Había empezado a ejecutar varias operaciones rutinarias de detección, las típicas tareas que suelen realizar los policías y que suelen obtener cierto éxito. Pero hasta el momento sus esfuerzos habían resultado infructuosos. Había enviado por fax la huella parcial del dedo pulgar tomada del cuello de Sophie Millstein al laboratorio del FBI en Maryland, para ver si el ordenador era capaz de encontrar alguna coincidencia. El matrimonio entre la tecnología de huellas dactilares y los ordenadores se ha desarrollado con lentitud. Durante años, los emparejamientos los realizó el ojo humano, lo cual, naturalmente, requería que el policía que buscaba una coincidencia supiera quién era su sospechoso para que el técnico pudiera comparar la huella encontrada en la escena del crimen con un ejemplar tomado como Dios manda.
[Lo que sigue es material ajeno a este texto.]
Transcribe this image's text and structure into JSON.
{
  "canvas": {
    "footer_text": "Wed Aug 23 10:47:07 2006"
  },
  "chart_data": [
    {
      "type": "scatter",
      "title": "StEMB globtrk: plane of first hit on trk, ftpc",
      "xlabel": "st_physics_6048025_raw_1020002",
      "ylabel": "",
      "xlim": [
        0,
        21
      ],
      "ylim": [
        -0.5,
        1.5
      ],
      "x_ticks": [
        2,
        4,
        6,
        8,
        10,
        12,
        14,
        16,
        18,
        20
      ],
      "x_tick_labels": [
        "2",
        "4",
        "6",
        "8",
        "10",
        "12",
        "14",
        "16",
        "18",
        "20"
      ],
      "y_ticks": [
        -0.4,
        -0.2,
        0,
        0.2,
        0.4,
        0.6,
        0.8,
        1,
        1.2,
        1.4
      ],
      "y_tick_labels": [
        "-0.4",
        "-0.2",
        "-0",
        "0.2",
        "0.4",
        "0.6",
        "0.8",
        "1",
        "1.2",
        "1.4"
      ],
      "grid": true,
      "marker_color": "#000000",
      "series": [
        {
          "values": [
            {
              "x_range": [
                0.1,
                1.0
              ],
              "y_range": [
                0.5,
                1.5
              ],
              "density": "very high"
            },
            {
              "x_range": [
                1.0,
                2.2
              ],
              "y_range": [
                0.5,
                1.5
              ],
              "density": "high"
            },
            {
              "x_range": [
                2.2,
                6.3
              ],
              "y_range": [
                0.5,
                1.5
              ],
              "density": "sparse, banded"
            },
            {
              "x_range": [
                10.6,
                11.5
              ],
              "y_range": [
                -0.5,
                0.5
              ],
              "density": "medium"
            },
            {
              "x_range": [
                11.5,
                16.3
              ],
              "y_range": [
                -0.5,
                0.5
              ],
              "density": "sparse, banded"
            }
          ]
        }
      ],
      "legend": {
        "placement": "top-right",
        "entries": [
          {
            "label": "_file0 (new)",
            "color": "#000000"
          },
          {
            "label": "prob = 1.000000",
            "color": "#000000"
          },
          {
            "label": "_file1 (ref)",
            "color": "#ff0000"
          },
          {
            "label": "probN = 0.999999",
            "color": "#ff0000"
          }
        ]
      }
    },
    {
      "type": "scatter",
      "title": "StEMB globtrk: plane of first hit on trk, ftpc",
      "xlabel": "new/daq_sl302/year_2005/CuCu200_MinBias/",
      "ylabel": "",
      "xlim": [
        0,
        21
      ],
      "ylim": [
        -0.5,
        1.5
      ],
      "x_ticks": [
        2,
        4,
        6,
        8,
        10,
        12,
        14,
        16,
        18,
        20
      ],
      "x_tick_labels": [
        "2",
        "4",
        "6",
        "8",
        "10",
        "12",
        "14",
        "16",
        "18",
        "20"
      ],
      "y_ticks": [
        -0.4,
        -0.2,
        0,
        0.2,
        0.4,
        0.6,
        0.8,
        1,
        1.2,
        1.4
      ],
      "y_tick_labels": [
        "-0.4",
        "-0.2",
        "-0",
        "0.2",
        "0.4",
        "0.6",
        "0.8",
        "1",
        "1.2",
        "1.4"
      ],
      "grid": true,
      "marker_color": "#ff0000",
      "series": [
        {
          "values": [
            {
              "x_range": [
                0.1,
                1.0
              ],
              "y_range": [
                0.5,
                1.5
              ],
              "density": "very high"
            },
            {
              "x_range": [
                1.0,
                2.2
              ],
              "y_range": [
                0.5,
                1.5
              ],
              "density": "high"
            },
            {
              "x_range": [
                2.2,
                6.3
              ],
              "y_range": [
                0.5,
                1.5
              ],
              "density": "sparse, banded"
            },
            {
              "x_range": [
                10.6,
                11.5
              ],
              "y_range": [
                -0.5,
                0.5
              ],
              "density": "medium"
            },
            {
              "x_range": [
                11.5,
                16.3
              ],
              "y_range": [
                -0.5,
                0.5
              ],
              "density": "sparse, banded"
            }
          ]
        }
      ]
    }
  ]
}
Sólo en los últimos años se ha creado una tecnología informática que permite introducir una huella desconocida en una máquina y extraer una identidad de los millones de huellas archivadas. El ordenador del condado de Dade, una versión en pequeño del que utilizaba el FBI, ya había fracasado. Robinson no abrigaba muchas esperanzas de que el Bureau aportara algo distinto. Y debido a la inmensidad de la muestra del FBI, el examen de la misma llevaría más de una semana, y no sabía si disponía de ese tiempo.

Pasó varias horas irritantes en el ordenador buscando en los datos algún indicio de la Sombra. Había dos entradas con la palabra «sombra» en «apodos conocidos», pero una de ellas correspondía a un asesino a sueldo hispano, al que se suponía muerto víctima del habitual ajuste de cuentas entre narcotraficantes, y la otra se refería a un violador que trabajaba en la zona de Pensacola y cuyo mote se lo había puesto el periódico local. Probó con diversas variantes, pero sin éxito. Incluso tuvo la ingeniosa idea de repasar las listas de contribuyentes usando el apellido alemán Schattenmann, pero resultó un callejón sin salida.